Dino spent the first part of his career working for a biomedical art studio as a scientific and medical illustrator producing illustrations for textbooks. The second part of his career has been spent working in the medical legal field for Artery Studios as an associate art director and medical illustrator. He has also been running a freelance business in his free time. Some of his current freelance projects include illustrating extinct vertebrates for a fossil field guide, designing a collector coin for the Royal Canadian Mint and working on new editions of his co-authored book, The Dissection of Vertebrates.

 

Talk: A New Makeover for a New Tyrannosaur

 

A recent discovery of a new dinosaur shed light on an unconventional appearance of a tyrannosaur. The exceptional fossil preservation of this new dinosaur allowed the researchers to make an inference that suggested this tyrannosaur had a very croc-like face with large flat scales shrink-wrapped tightly to the skull. An illustration was commissioned to depict this new discovery. The illustration had an evolution of its own.
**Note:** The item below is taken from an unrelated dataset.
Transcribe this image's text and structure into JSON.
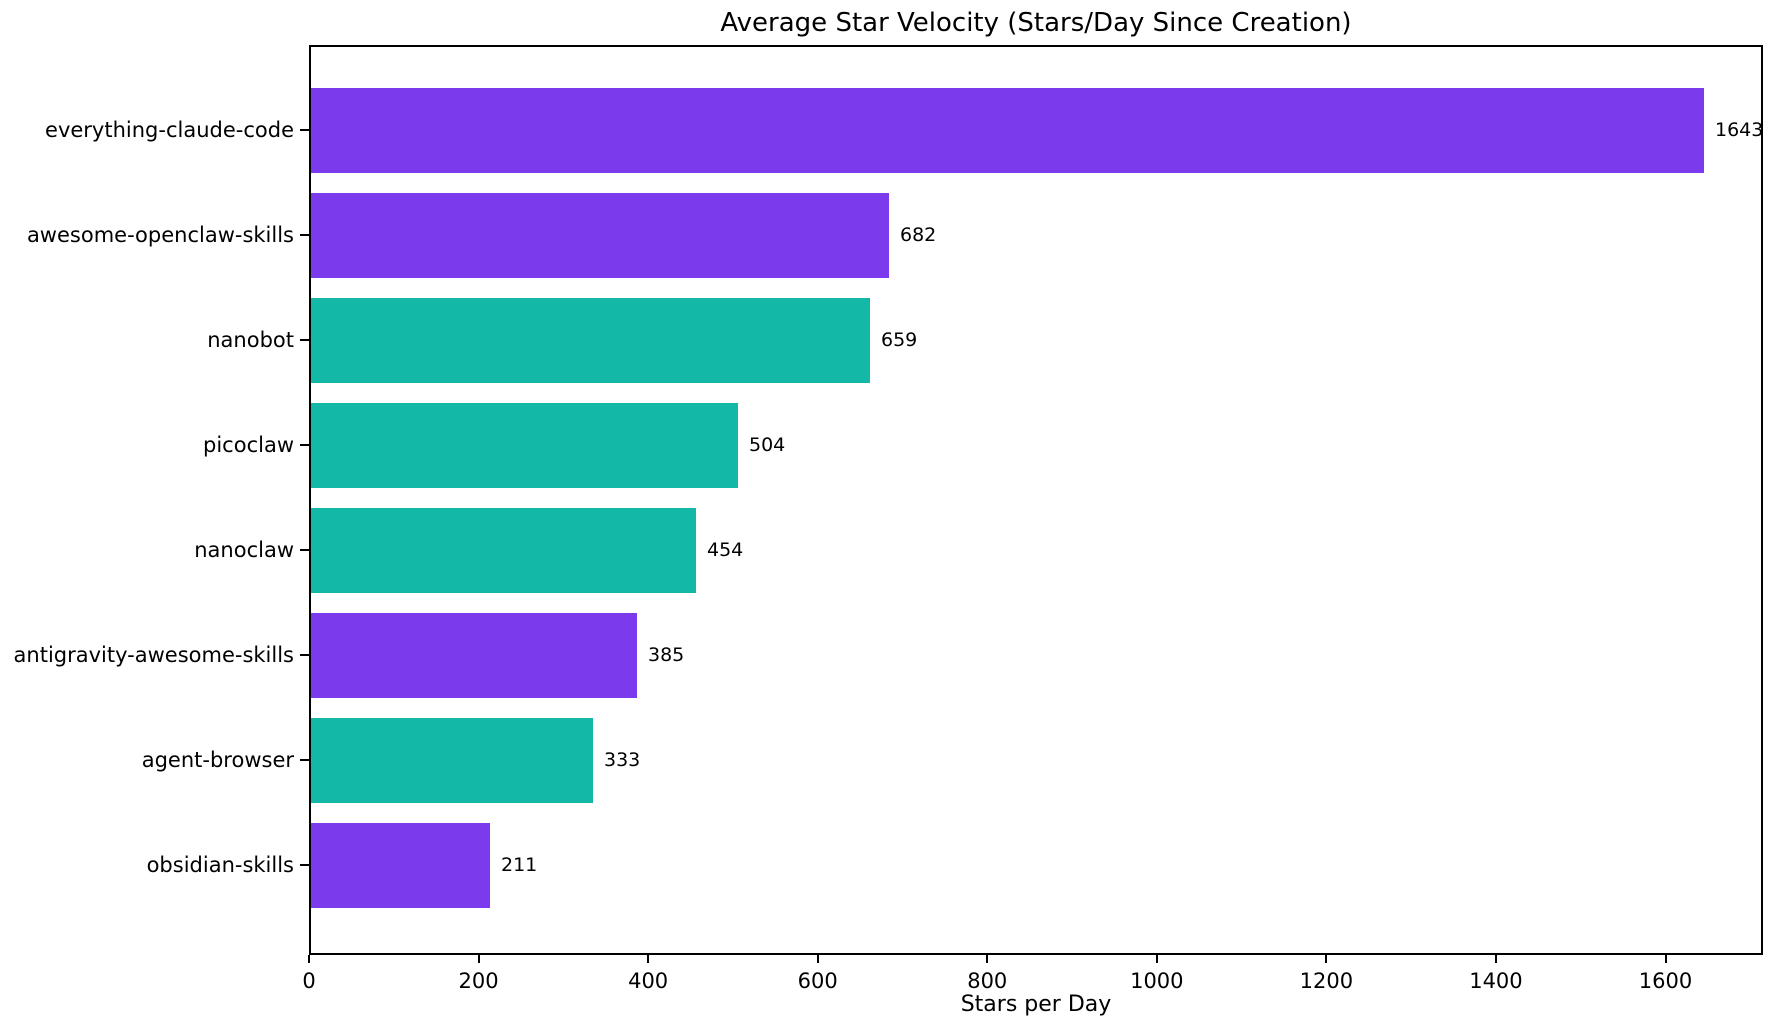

The portrait of this dinosaur metamorphosed as the researchers delved deeper in the data and made comparisons with modern reptilian analogues.

Dani Sayeau

Bio:

Dani Sayeau is a student in their second year of the MscBMC program. Dani has a keen interest in solving complex communication problems and user centered design.

 

Talk: The role of colour as an attention cue in communicating molecular motion

 

In an experiment conducted by Dr.Jodie Jenkinson we examined the effect of colour based attention cues on undergraduate biology student's understanding of molecular motion. This presentation will discuss the findings of that study and the data analysis carried out over the summer of 2017.

Nicholas Woolridge

Bio:

Nick Woolridge is the Director of the MScBMC program.

 

Talk: Modelling neurons from data

 

I will present two scripts I have developed (one in Python, and one in ZScript) which allow users to import publicly available neuron morphology data into Cinema 4D and ZBrush. This allows for the relatively easy reconstruction of accurate neuron models of many types. These scripts re freely available on Github.